Drillers’ less-than-enthusiastic response to New York is chronicled in the article, which points out Talisman Energy, one of the state’s largest leaseholders in the Marcellus region, moved its U.S. headquarters from Chemung County, NY to Pittsburgh. Seneca Resources, the drilling arm of National Fuel Gas, also moved from Buffalo to the Pittsburgh region. And Seneca says they have no plans to lease land in the NY Marcellus at this time. There are many smaller drillers in New York who are struggling and laying off workers because shale gas drilling hasn’t yet happened.

But the fact that drilling is still not allowed—the waiting—isn’t the only reason drillers are not enthusiastic about New York:

They’re also concerned about the strict environmental regulations the state has proposed, which will be discussed at the upcoming public hearings.

Raising the most concern are the “setback requirements,” which ban all drilling within 4,000 feet of the New York City and Syracuse watersheds, within 2,000 feet of any public water supply and 500 feet of any primary aquifer.

While the DEC argues that those rules would leave 85 percent of the state’s portion of the Marcellus Shale open to fracking, other research puts the figure at less than 40 percent, said Cathy Kenny, associate director of the New York Petroleum Council.
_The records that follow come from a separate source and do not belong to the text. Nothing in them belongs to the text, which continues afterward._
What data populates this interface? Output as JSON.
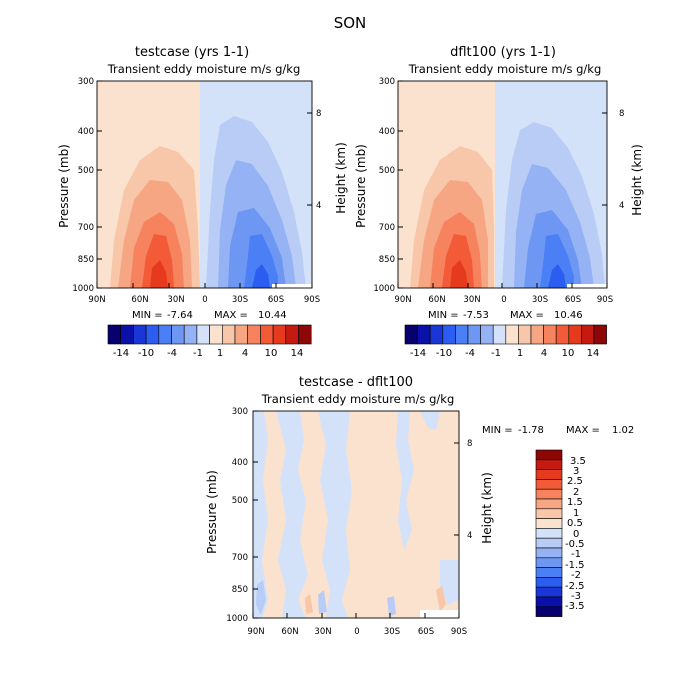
{
  "figure_title": "SON",
  "chart_data": [
    {
      "type": "heatmap",
      "title": "testcase (yrs 1-1)",
      "subtitle": "Transient eddy moisture m/s g/kg",
      "ylabel": "Pressure (mb)",
      "ylabel_right": "Height (km)",
      "x_ticks": [
        "90N",
        "60N",
        "30N",
        "0",
        "30S",
        "60S",
        "90S"
      ],
      "y_ticks": [
        "300",
        "400",
        "500",
        "700",
        "850",
        "1000"
      ],
      "y_right_ticks": [
        "8",
        "4"
      ],
      "min_label": "MIN =",
      "min_value": "-7.64",
      "max_label": "MAX =",
      "max_value": "10.44",
      "colorbar": {
        "orientation": "horizontal",
        "labels": [
          "-14",
          "-10",
          "-4",
          "-1",
          "1",
          "4",
          "10",
          "14"
        ]
      }
    },
    {
      "type": "heatmap",
      "title": "dflt100 (yrs 1-1)",
      "subtitle": "Transient eddy moisture m/s g/kg",
      "ylabel": "Pressure (mb)",
      "ylabel_right": "Height (km)",
      "x_ticks": [
        "90N",
        "60N",
        "30N",
        "0",
        "30S",
        "60S",
        "90S"
      ],
      "y_ticks": [
        "300",
        "400",
        "500",
        "700",
        "850",
        "1000"
      ],
      "y_right_ticks": [
        "8",
        "4"
      ],
      "min_label": "MIN =",
      "min_value": "-7.53",
      "max_label": "MAX =",
      "max_value": "10.46",
      "colorbar": {
        "orientation": "horizontal",
        "labels": [
          "-14",
          "-10",
          "-4",
          "-1",
          "1",
          "4",
          "10",
          "14"
        ]
      }
    },
    {
      "type": "heatmap",
      "title": "testcase - dflt100",
      "subtitle": "Transient eddy moisture m/s g/kg",
      "ylabel": "Pressure (mb)",
      "ylabel_right": "Height (km)",
      "x_ticks": [
        "90N",
        "60N",
        "30N",
        "0",
        "30S",
        "60S",
        "90S"
      ],
      "y_ticks": [
        "300",
        "400",
        "500",
        "700",
        "850",
        "1000"
      ],
      "y_right_ticks": [
        "8",
        "4"
      ],
      "min_label": "MIN =",
      "min_value": "-1.78",
      "max_label": "MAX =",
      "max_value": "1.02",
      "colorbar": {
        "orientation": "vertical",
        "labels": [
          "3.5",
          "3",
          "2.5",
          "2",
          "1.5",
          "1",
          "0.5",
          "0",
          "-0.5",
          "-1",
          "-1.5",
          "-2",
          "-2.5",
          "-3",
          "-3.5"
        ]
      }
    }
  ],
  "colors": {
    "diverging": [
      "#08006e",
      "#0a10a8",
      "#1a36d6",
      "#2b5ef0",
      "#4a7ff5",
      "#6d97f3",
      "#95b2f5",
      "#b8ccf5",
      "#d3e2f9",
      "#fbe2cf",
      "#f8c6a9",
      "#f7a684",
      "#f6825e",
      "#f35a37",
      "#e63a1e",
      "#c41a10",
      "#8e0707"
    ],
    "horizontal_bar": [
      "#08006e",
      "#0a10a8",
      "#1a36d6",
      "#2b5ef0",
      "#4a7ff5",
      "#6d97f3",
      "#95b2f5",
      "#d3e2f9",
      "#fbe2cf",
      "#f8c6a9",
      "#f7a684",
      "#f6825e",
      "#f35a37",
      "#e63a1e",
      "#c41a10",
      "#8e0707"
    ],
    "vertical_bar": [
      "#8e0707",
      "#c41a10",
      "#e63a1e",
      "#f35a37",
      "#f6825e",
      "#f7a684",
      "#f8c6a9",
      "#fbe2cf",
      "#d3e2f9",
      "#b8ccf5",
      "#95b2f5",
      "#6d97f3",
      "#4a7ff5",
      "#2b5ef0",
      "#1a36d6",
      "#0a10a8",
      "#08006e"
    ]
  }
}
The setback requirements would make it more difficult for gas companies to find sites for productive wells while increasing drilling costs, industry experts said.

That raises a hugely important question.

With natural gas prices falling almost by half in recent years thanks to the huge supplies pouring out of Pennsylvania’s part of the Marcellus Shale, will drilling in New York be too expensive to bother with?
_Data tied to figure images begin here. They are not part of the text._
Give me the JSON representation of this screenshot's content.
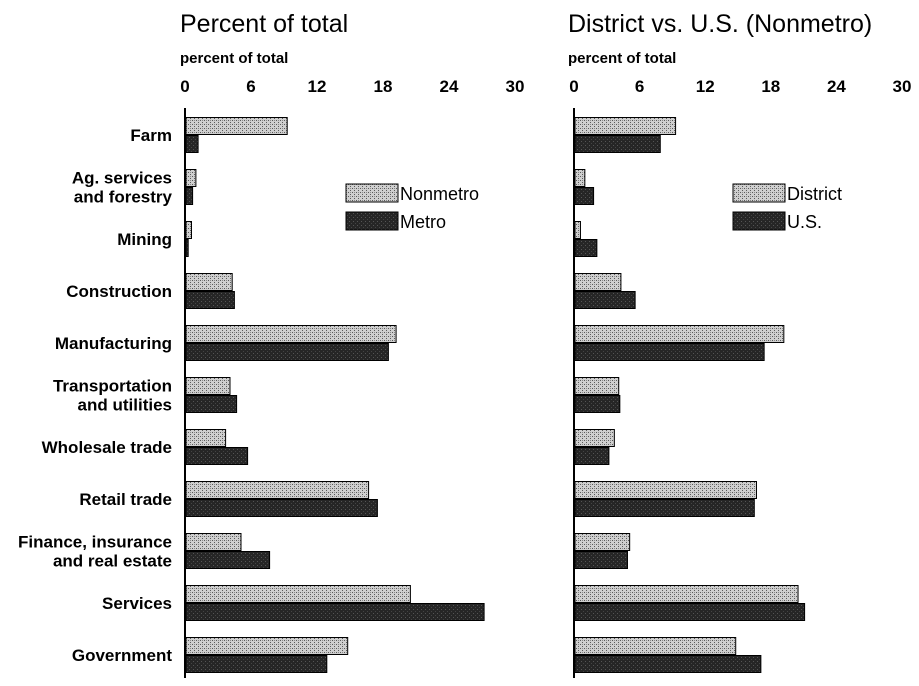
{
  "chart_data": [
    {
      "type": "bar",
      "orientation": "horizontal",
      "title": "Percent of total",
      "unit_label": "percent of total",
      "xlim": [
        0,
        30
      ],
      "ticks": [
        "0",
        "6",
        "12",
        "18",
        "24",
        "30"
      ],
      "legend_position": "top-right",
      "categories": [
        [
          "Farm"
        ],
        [
          "Ag. services",
          "and forestry"
        ],
        [
          "Mining"
        ],
        [
          "Construction"
        ],
        [
          "Manufacturing"
        ],
        [
          "Transportation",
          "and utilities"
        ],
        [
          "Wholesale trade"
        ],
        [
          "Retail trade"
        ],
        [
          "Finance, insurance",
          "and real estate"
        ],
        [
          "Services"
        ],
        [
          "Government"
        ]
      ],
      "series": [
        {
          "name": "Nonmetro",
          "pattern": "hatch",
          "values": [
            9.2,
            0.9,
            0.5,
            4.2,
            19.1,
            4.0,
            3.6,
            16.6,
            5.0,
            20.4,
            14.7
          ]
        },
        {
          "name": "Metro",
          "pattern": "dark",
          "values": [
            1.1,
            0.6,
            0.2,
            4.4,
            18.4,
            4.6,
            5.6,
            17.4,
            7.6,
            27.1,
            12.8
          ]
        }
      ]
    },
    {
      "type": "bar",
      "orientation": "horizontal",
      "title": "District vs. U.S. (Nonmetro)",
      "unit_label": "percent of total",
      "xlim": [
        0,
        30
      ],
      "ticks": [
        "0",
        "6",
        "12",
        "18",
        "24",
        "30"
      ],
      "legend_position": "top-right",
      "series": [
        {
          "name": "District",
          "pattern": "hatch",
          "values": [
            9.2,
            0.9,
            0.5,
            4.2,
            19.1,
            4.0,
            3.6,
            16.6,
            5.0,
            20.4,
            14.7
          ]
        },
        {
          "name": "U.S.",
          "pattern": "dark",
          "values": [
            7.8,
            1.7,
            2.0,
            5.5,
            17.3,
            4.1,
            3.1,
            16.4,
            4.8,
            21.0,
            17.0
          ]
        }
      ]
    }
  ],
  "colors": {
    "hatch_fill": "#c8c8c8",
    "hatch_line": "#5a5a5a",
    "dark_fill": "#2e2e2e",
    "dark_line": "#000000",
    "axis": "#000000"
  }
}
“Right now, we’re going to be uncompetitive out of the gate,” conceded Gill, of the Independent Oil and Gas Operators Association.

Of course, to environmentalists, that would be a blessing.

“New York is just not ready to take on a large-scale industrial process such as this,” said Sarah Eckel, legislative and policy director for Citizens Campaign for the Environment.

But those allied with the oil and gas industry see things differently.

[Tom] West, the gas industry lawyer, said that years from now, “The way New York has handled this will be perceived as an economic blunder.”*

*Buffalo News (Nov 13, 2011) – Fracking boom could go bust in N.Y.